Saya ke Batusangkar dan berkeliling kampung membeli biji kopi dari para petani, akhirnya terkumpul satu karung. Langsung saya serahkan kepada sahabat saya, Syamsuar di Padang, yang berkantor di Jalan Diponegoro. Kopi sekarung tersebut dibeli oleh Syamsuar dan keuntungannya, melebihi sebulan saya jualan kelapa.
Sejak saat itu, saya berunding dengan istri saya, untuk tidak lagi berjualan kelapa, karena ingin fokus menjadi pengusaha kopi yamg membeli kopi di kampung-kampung. Titik terang dalam kehidupan kami, semakin menampakan cahayanya. Semakin hari, uang mulai terkumpul.

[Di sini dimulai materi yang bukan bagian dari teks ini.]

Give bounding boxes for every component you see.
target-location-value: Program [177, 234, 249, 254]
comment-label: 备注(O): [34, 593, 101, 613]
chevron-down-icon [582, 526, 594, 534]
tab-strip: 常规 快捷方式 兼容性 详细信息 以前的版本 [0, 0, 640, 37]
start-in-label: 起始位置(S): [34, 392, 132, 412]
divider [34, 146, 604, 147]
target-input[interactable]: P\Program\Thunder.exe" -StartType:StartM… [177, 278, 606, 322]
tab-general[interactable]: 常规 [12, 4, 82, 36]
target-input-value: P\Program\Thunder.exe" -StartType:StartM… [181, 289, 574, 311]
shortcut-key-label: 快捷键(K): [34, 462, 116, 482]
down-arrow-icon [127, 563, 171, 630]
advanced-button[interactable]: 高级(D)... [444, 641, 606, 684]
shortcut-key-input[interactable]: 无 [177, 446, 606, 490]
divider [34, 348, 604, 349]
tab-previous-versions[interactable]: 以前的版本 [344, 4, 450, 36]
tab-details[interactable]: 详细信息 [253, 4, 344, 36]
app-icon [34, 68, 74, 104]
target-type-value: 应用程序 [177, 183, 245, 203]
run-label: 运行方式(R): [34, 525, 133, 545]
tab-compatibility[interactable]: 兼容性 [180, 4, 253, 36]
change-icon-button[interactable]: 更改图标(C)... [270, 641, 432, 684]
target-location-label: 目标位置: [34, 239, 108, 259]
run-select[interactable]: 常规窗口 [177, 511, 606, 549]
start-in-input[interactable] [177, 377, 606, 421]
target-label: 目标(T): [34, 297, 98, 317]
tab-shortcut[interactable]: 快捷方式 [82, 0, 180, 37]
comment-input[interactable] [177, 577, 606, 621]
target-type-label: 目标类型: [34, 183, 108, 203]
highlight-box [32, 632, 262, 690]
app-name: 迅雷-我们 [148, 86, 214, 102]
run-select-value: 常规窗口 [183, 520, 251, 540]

Kemudian kami pindah dari Pasar Tanah Kongsi ke Jalan Kampung Nias, kami lega, karena bisa hidup dengan layak. Setelah berjalan tiga tahun, suatu hari Syamsuar menyarankan saya ikut ambil bagian untuk ekspor kopi. Mendengar peluang yang ditawarkan, tentu saja kami sangat bersyukur kepada Tuhan dan berterima kasih kepada Syamsuar.
Menjadi Pengusaha Mandiri
Singkat cerita 7 tahun kemudian, kami sudah menjadi pengusaha Eksportir Kopi dan Cassia. Kami sudah membangun rumah di Komplek Wisma Indah I di Ulak karang kota Padang.
Putra kami yang dulu pernah ikut menderita bersama kami, melanjutkan studi di California State University. Dalam usia 21 tahun, Irmansyah Effendi, putra pertama kami lulus Msc dengan predikat Magna Cumlaude.
Bagaikan Mimpi ketika kami hadir pada wisuda putra kami, serasa bagaikan mimpi. Dari kuli dan penjual kelapa, putra kami bisa lulus dengan nilai terbaik di bidang Computer science.
Sungguh, apa yang mustahil bagi manusia, ternyata bagi Tuhan tidak ada yang mustahil. Berkat kerja keras dan pantang menyerah, serta didukung oleh cinta kasih dari istri dan anak-anak, kami mampu mengubah nasib, dari kuli menjadi pengusaha.
Ditulis berdasarkan pengalaman pribadi, bukan untuk pamer pencapaian, melainkan untuk menerapkan hidup berbagi. Semoga tulisan ini, mampu menginspirasi orang banyak, bahwa sesungguhnya nasib itu ada ditangan kita masing-masing.